As the year 2023 approaches, GE’s primary focus will be on patient support. Its solutions include the Edison platform, which improves patient process efficiency; the Critical Care Suite 2.0, which automates high-risk procedures; and the Mural platform, which allows clinicians to access the condition of patients in the intensive care unit (ICU) to offer care and shorten the amount of time needed for intervention.

“What customers value is the reduction in uncertainty,” Shetty said, whether in healthcare, ridesharing, or another industry. Imagine a 20-fold increase in patient and provider experience with smart scheduling or faster MR scans and reports. That is the transformation that GE Healthcare seeks.”

Siemens, on the other hand, plans to double down on using its AI algorithms and technologies to improve pattern recognition, train it on large amounts of clinical data, and help derive better outcomes for patients in 2023, according to Shen.

“We can train AI to look at photographs, lab reports, blood tests, or pathology slides,” Shen said. If we feed clinical data into AI systems and train the AI to uncover correlations, it will assist physicians to make better diagnostic and treatment decisions for patients.

This type of work with AI technology can also be used to model patient anatomy, which could eventually lead to the development of anatomically correct, personalized digital twins for patient care, Shen said.
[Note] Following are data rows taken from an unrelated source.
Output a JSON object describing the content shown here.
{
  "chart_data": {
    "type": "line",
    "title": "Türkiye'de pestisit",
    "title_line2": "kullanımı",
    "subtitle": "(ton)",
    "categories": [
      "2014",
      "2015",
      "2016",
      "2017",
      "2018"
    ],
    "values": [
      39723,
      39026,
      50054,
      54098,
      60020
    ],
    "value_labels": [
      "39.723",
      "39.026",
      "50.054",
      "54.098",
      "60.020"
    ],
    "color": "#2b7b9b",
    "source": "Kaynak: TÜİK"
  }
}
These advancements are unlikely to slow down anytime soon, and they are likely to become technologies with which patients interact more and benefit more in healthcare. According to Statista, AI solutions in healthcare are expected to skyrocket, with the market worth $188 billion by 2030.

While focusing on growth, Siemens and GE Healthcare both intend to continue prioritizing driving outcomes that benefit patients.

“Driving outcomes will improve the future of AI by leveraging data to assist medical professionals in making more informed diagnostic decisions and creating personalized treatments for patients,” Shen said.